In a case like this, the need for compassion and the compliance with the norms has to be balanced. The allowable gratuity benefits were granted on account of the respondent’s husband’s service and after he died, the widow was appointed (on June 12, 2006) for a government job under the Rehabilitation Assistance Scheme. Thus, the needed means of sustenance was provided to the deceased’s family.

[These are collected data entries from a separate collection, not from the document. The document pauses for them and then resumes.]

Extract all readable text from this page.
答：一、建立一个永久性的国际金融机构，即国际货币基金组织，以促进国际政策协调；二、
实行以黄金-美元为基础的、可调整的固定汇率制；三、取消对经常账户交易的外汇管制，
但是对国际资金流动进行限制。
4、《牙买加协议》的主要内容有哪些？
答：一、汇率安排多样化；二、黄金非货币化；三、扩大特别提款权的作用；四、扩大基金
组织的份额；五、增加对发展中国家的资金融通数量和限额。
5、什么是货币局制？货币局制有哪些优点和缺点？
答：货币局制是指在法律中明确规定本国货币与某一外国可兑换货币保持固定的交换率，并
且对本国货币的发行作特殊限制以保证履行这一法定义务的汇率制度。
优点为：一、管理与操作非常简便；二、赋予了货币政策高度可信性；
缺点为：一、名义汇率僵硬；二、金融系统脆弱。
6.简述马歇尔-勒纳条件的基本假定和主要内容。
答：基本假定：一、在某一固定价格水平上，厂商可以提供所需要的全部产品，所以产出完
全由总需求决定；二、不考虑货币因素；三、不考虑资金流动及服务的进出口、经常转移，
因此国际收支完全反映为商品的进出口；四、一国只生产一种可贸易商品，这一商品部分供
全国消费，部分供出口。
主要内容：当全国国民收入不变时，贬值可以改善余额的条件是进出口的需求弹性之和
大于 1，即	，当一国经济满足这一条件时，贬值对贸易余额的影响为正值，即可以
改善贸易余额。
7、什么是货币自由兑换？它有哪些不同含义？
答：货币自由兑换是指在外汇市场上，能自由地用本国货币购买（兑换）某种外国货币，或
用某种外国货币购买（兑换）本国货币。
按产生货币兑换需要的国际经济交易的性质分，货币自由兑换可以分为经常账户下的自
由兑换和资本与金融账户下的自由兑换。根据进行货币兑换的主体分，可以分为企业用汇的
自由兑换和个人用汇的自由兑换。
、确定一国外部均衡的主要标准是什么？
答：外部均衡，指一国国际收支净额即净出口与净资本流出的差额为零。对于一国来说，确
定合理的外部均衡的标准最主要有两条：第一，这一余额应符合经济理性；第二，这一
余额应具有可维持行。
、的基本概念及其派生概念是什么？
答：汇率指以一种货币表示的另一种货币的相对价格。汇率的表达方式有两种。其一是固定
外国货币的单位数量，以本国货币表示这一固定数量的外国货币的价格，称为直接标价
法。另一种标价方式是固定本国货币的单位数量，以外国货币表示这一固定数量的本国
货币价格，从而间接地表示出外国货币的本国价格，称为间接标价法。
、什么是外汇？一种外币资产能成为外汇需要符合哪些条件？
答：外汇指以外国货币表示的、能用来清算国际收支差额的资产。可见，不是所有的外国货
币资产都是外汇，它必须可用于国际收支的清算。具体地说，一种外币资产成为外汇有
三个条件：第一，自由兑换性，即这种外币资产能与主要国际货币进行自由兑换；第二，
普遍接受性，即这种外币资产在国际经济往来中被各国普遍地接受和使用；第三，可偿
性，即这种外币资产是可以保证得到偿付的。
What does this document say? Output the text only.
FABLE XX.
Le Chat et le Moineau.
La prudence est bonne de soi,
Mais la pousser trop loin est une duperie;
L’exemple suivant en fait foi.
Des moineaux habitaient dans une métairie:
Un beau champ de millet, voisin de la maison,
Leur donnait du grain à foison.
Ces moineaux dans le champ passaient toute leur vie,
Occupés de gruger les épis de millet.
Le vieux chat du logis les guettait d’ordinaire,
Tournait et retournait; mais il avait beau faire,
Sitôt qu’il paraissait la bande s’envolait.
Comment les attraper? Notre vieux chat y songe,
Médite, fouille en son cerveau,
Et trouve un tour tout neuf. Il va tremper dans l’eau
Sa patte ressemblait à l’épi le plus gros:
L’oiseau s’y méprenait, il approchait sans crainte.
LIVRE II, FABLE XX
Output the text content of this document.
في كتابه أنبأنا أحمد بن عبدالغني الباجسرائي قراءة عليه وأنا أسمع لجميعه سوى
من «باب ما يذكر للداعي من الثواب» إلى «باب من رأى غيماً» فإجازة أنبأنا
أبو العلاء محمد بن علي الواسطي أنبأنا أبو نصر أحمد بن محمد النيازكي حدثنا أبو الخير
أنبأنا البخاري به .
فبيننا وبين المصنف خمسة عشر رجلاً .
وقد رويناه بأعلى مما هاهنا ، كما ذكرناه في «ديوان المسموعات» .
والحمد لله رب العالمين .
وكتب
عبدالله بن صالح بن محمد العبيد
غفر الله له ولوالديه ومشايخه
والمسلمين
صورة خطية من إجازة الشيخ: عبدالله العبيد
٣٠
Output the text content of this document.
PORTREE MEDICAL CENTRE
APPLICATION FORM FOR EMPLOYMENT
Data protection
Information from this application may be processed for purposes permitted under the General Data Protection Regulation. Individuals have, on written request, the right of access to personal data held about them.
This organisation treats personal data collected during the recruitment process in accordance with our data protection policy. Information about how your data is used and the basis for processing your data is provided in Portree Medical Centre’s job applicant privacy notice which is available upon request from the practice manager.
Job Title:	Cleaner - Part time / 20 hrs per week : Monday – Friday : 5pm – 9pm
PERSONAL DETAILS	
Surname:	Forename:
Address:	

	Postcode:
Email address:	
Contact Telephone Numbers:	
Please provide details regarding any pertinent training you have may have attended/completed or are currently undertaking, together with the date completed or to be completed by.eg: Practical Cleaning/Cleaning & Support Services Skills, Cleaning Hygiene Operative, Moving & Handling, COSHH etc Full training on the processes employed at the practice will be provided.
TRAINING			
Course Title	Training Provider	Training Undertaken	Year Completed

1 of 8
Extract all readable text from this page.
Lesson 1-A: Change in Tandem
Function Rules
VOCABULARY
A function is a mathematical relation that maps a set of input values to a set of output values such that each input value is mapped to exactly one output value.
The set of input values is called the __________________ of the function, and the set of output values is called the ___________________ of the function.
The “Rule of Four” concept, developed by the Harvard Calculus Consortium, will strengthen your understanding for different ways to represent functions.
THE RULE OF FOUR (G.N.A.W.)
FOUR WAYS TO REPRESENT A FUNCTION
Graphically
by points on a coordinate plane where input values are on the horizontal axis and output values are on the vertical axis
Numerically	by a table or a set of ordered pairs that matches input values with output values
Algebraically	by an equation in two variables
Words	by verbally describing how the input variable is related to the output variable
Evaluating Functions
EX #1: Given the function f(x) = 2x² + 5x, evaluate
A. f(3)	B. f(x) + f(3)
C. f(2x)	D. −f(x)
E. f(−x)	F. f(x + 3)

The respondent’s husband had not served for ten years and was therefore, he was disentitled for regular pension. For the same reason, he cannot also be held entitled to invalid pension. The different provisions of the Pension Rules cannot be read in isolation and must be construed harmoniously and the requirement of qualifying service cannot be said to be irrelevant for claiming different service benefits under the same Rules. In this case, the employee did not satisfy the requirement of qualifying service and therefore, the invalid pension could not have been ordered for him, under Rule 39 of the Pension Rules.
The appeal in this case, arose out of the judgment and order passed by the Orissa High Court on November 29, 2016, wherein, the HC had dismissed the appellant’s challenge to the order of August 3, 2015,passed by the Odisha Administrative Tribunal under which the authorities were directed to consider sanction of invalid pension in favour of late SagarNaik (husband of the respondent) and thereafter settle family pension in favour of the applicant under the provisions of the Pension Rules, 1992 after regularizing services of the deceased employee.
The applicant had also prayed for sanction of family pension from the date of death of her husband,that is, July 24, 1996.The applicant’s case before the Tribunal was that her husband on being found incapacitated was made to retire from service on July 6, 1996 and died soon thereafter on July 24. 1996, and therefore, the widow is entitled to family pension. She had also tried to make out a case for grant of invalid pension in favour of her late husband.
The Tribunal’s decision was challenged by the appellants before the HC where the State’s submission was that Rule 39 has to be read jointly with Rule 47 of the Pension Rules and if Rules are applied as it should be, conjointly, the deceased employee is ineligible for invalid pension. The HC left the Tribunal’s impugned order undisturbed and dismissed the writ petition filed by the State.
The SC has pointed out that it will bear emphasis that the respondent never prayed for invalid pension for her husband in her Original Application and yet the Tribunal as well as the HC granted her the unclaimed relief. Such additional munificence, in addition to the job provided to the first respondent –widow, under the Rehabilitation Assistance Scheme for the sustenance of the deceased’s family, in the SC’s view was unwarranted and the impugned order cannot be sustained.
In the result, the SC set aside the impugned orders passed by the Tribunal and the HC and allowed the appeal.